A definição geral do gênero foi estabelecida no início do século XIX e aplica-se a um romance cujo principal centro de interesse é a intriga, a história preservando o interesse dramático, o suspense com uma multiplicação de acontecimentos extraordinários e violentos, por vezes em detrimento da plausibilidade. Segundo Jean-Yves Tadié: “É uma história cujo objetivo principal é contar aventuras e que não pode existir sem elas. A aventura é a irrupção do acaso, ou destino, na vida cotidiana." Além disso, o romance de aventura há muito se sustenta em uma moralidade positiva que defende os valores da civilização ocidental, e onde o bem prevalece sobre o mal, o herói (mesmo que às vezes morra) prevalecendo na mente do leitor sobre os vilões.
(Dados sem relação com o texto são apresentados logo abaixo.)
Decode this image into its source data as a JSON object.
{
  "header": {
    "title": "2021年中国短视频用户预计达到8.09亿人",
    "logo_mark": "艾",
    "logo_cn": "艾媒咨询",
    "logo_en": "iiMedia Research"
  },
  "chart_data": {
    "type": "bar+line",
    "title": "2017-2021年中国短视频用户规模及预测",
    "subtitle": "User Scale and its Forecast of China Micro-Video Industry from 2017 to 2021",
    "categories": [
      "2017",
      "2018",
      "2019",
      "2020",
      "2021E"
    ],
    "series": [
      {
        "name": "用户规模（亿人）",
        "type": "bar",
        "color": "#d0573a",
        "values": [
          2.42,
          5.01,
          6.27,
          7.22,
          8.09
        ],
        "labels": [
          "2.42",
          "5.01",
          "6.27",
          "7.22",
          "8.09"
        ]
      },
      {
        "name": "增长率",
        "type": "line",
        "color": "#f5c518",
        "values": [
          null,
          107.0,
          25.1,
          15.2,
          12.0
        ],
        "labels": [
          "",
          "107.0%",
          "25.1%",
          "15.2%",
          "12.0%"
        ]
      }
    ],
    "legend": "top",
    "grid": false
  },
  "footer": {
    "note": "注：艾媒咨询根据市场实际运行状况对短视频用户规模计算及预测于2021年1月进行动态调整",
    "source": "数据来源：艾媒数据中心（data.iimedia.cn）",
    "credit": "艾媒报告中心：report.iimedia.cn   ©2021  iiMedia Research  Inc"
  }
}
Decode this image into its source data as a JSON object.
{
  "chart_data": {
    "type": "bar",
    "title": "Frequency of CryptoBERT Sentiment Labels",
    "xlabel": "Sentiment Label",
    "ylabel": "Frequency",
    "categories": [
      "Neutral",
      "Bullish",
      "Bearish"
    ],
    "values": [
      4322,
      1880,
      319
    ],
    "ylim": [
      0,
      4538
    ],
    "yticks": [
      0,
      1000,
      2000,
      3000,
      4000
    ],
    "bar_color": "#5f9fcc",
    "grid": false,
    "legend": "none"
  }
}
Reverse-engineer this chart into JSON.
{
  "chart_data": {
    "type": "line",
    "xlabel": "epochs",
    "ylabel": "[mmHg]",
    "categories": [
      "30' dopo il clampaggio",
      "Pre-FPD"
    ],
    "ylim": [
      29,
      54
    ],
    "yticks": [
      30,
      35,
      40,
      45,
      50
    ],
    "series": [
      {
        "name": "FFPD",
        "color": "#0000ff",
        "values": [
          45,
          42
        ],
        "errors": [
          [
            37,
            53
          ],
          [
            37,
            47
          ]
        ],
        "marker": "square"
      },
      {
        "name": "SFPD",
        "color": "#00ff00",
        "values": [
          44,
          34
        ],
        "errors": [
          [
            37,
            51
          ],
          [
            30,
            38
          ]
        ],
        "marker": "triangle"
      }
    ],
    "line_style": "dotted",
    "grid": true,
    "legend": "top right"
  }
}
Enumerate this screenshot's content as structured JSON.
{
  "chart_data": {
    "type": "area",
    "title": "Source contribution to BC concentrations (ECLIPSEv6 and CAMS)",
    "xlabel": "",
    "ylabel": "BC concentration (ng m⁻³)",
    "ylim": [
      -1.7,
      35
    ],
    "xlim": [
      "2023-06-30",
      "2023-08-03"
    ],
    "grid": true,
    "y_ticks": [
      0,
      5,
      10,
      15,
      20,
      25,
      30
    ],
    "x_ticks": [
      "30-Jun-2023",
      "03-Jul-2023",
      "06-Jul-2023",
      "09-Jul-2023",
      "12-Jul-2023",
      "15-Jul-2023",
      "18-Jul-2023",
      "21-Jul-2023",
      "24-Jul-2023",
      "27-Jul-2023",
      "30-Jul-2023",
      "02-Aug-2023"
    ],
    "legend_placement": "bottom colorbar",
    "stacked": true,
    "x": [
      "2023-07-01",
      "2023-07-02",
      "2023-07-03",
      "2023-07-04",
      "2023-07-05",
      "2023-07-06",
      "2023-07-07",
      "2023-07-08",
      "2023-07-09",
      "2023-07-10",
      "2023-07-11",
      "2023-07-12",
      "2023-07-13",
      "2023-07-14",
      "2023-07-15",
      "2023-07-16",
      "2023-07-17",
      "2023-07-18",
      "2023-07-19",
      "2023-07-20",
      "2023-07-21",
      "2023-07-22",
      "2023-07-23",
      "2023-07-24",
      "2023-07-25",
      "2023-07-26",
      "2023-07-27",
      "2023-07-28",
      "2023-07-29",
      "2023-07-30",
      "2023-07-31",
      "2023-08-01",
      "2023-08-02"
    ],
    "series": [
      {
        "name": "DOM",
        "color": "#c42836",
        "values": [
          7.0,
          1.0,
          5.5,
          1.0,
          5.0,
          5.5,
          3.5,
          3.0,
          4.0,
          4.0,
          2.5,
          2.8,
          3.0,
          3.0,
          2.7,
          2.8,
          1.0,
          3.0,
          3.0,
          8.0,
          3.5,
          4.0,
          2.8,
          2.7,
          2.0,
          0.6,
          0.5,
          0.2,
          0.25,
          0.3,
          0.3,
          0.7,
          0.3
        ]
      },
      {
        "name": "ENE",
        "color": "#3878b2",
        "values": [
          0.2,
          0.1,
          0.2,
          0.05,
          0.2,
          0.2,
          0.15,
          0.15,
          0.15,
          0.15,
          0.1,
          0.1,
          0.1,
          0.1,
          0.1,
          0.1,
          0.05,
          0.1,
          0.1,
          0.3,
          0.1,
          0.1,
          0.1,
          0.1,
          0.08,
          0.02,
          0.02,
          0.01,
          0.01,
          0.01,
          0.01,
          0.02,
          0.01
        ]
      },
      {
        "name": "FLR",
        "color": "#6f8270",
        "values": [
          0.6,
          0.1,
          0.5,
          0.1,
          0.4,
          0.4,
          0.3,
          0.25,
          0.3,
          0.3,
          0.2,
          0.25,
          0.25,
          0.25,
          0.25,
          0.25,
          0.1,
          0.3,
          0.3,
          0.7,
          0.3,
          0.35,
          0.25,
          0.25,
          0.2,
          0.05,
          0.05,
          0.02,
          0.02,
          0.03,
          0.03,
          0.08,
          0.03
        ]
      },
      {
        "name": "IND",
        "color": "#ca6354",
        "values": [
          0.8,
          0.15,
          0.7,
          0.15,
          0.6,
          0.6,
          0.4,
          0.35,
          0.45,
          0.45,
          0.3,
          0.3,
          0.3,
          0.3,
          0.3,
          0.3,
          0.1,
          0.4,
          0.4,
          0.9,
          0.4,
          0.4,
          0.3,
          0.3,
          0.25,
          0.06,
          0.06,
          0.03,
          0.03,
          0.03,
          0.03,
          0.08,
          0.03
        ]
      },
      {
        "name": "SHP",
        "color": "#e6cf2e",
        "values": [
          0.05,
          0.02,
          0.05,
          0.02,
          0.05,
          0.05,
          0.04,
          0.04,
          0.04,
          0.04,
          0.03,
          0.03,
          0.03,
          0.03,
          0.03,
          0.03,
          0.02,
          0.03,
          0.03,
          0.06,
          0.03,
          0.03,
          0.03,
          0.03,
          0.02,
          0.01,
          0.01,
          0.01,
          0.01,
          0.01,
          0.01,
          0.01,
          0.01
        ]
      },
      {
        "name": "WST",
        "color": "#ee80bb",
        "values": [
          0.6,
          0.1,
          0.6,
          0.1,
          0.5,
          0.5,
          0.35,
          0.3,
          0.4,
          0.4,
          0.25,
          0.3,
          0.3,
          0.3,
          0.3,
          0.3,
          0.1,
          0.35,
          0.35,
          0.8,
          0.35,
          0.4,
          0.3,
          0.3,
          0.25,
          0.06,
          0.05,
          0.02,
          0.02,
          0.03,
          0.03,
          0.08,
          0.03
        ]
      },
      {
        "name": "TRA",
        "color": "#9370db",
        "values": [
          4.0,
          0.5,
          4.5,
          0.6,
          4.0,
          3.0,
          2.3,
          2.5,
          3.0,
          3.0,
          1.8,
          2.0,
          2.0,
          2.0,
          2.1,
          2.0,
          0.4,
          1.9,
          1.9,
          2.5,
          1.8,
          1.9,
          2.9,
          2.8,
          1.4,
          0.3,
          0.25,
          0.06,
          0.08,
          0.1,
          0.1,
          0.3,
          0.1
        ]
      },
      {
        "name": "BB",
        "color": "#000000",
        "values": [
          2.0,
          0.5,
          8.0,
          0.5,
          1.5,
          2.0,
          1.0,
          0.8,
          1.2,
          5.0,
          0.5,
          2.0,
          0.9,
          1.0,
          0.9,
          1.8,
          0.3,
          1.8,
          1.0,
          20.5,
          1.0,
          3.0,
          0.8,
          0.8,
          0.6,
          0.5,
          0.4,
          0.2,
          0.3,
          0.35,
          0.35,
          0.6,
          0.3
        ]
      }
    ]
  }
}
Jean-Paul Sartre evoca isso em Les Mots quando fala de “romance republicano de capa e espada" sobre Michel Zévaco.[7]

Estando tudo no romance de aventura a serviço da ação, o gênero separou-se do romance realista e seu verismo ambiciona redescobrir o prazer de contar aventuras como nos romances de cavalaria ou no romance picaresco, sem se preocupar excessivamente com a plausibilidade dos personagens cuja psicologia é deliberadamente esquematizada conforme explicado por Robert Louis Stevenson:

Os personagens devem ter apenas um registro de qualidade: o guerreiro, o formidável. Na medida em que parecem insidiosos no engano e fatais no combate, serviram bem ao seu propósito. O perigo é a essência desse tipo de romance; o medo, a paixão de que ele zomba. E os personagens são desenhados apenas com o único propósito de transmitir a sensação de perigo e provocar a atração do medo. Acrescentar mais características do que o necessário, ser demasiado inteligente, perseguir a lebre dos objectivos morais ou intelectuais enquanto perseguimos a raposa dos interesses materiais, isto não é para enriquecer, mas para retirar todo o valor da sua história.[8]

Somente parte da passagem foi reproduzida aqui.